The company said that it made $2.7 billion in the quarter from January to March. By comparison, last year during the same quarter Fannie was in the red by a whopping $6.5 billion.
In addition, Fannie Mae will not seek additional aid money from taxpayers, and will instead pay a $2.8 billion dividend to the U.S. Department of Treasury. This is the first period since 2008 in which the Washington-based Fannie did not request additional taxpayer aid.
“Our financial performance has improved significantly and we successfully limited losses on the legacy book of business through our efforts to help homeowners avoid foreclosure,” said Fannie CEO and President Michael Williams in a statement.
The company’s CFO, Susan McFarland, expects 2012 performance to be “significantly better” than in 2011.

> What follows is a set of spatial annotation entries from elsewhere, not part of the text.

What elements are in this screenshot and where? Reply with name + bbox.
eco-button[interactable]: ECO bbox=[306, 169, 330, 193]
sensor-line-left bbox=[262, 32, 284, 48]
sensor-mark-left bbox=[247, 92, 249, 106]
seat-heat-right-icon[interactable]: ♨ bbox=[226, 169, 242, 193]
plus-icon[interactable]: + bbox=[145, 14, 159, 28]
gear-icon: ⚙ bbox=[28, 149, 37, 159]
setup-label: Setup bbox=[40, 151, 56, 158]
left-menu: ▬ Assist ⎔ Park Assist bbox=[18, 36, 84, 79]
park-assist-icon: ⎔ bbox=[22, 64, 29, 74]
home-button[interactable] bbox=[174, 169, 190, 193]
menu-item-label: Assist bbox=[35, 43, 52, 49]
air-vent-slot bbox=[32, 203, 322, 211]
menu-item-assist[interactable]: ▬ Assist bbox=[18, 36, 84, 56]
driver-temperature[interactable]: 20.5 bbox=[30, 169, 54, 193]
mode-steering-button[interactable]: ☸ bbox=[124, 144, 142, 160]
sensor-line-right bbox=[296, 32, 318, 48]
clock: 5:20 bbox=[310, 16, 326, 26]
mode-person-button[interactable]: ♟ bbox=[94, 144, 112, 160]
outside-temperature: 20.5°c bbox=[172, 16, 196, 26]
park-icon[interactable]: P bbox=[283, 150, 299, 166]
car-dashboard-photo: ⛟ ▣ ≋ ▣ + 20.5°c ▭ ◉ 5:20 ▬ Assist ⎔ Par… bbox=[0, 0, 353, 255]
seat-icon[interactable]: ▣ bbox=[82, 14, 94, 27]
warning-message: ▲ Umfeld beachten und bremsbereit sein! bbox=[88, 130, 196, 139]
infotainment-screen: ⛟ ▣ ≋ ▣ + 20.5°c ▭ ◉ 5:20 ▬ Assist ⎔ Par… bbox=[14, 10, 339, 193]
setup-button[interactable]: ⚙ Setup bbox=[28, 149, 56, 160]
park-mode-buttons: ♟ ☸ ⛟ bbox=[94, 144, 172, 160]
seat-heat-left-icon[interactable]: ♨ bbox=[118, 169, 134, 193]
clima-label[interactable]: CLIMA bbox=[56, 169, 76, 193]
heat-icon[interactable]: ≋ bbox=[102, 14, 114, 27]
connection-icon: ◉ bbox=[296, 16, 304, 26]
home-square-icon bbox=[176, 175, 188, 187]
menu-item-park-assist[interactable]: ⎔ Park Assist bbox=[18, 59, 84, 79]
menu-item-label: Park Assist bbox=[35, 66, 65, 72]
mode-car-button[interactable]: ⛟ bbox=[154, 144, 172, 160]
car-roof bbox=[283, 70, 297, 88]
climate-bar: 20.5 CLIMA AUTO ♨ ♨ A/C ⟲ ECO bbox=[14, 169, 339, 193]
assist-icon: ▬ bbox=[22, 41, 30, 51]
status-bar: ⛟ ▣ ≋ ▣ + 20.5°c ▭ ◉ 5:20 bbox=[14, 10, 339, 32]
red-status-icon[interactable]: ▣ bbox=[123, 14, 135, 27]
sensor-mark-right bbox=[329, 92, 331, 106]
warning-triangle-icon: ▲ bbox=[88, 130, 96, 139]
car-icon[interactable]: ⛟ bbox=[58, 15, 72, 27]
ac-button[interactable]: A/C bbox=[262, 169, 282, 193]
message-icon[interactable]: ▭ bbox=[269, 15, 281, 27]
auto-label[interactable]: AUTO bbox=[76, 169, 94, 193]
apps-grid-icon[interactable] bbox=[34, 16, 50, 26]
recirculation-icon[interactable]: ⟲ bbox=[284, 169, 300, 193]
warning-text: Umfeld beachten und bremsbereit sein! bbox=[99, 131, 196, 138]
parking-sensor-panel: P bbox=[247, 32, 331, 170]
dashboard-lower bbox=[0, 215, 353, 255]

Fannie’s fortunes have been on the upswing over the last year or so due to a recovering real estate market, with slowing home price declines, and fewer foreclosures and delinquencies.
Largest Bailout
Fannie Mae, which received almost $120 billion in bailout money, was the single most expensive bailout during the 2008 financial crisis.
Fannie was put under federal conservatorship in September 2008 after the housing crisis escalated and billions of dollars worth of mortgages guaranteed by Fannie had soured.
Together, Fannie and Freddie Mac—which required its own bailout in 2008—have cost U.S. taxpayers more than $170 billion to prop up. Freddie last week said that it needed $19 million from Congress in additional aid, which is a relatively small amount. In four previous fiscal quarters since 2008, Freddie did not require aid.
Together, Fannie and Freddie guarantee around half of all U.S. mortgages, exceeding $5 trillion in market value.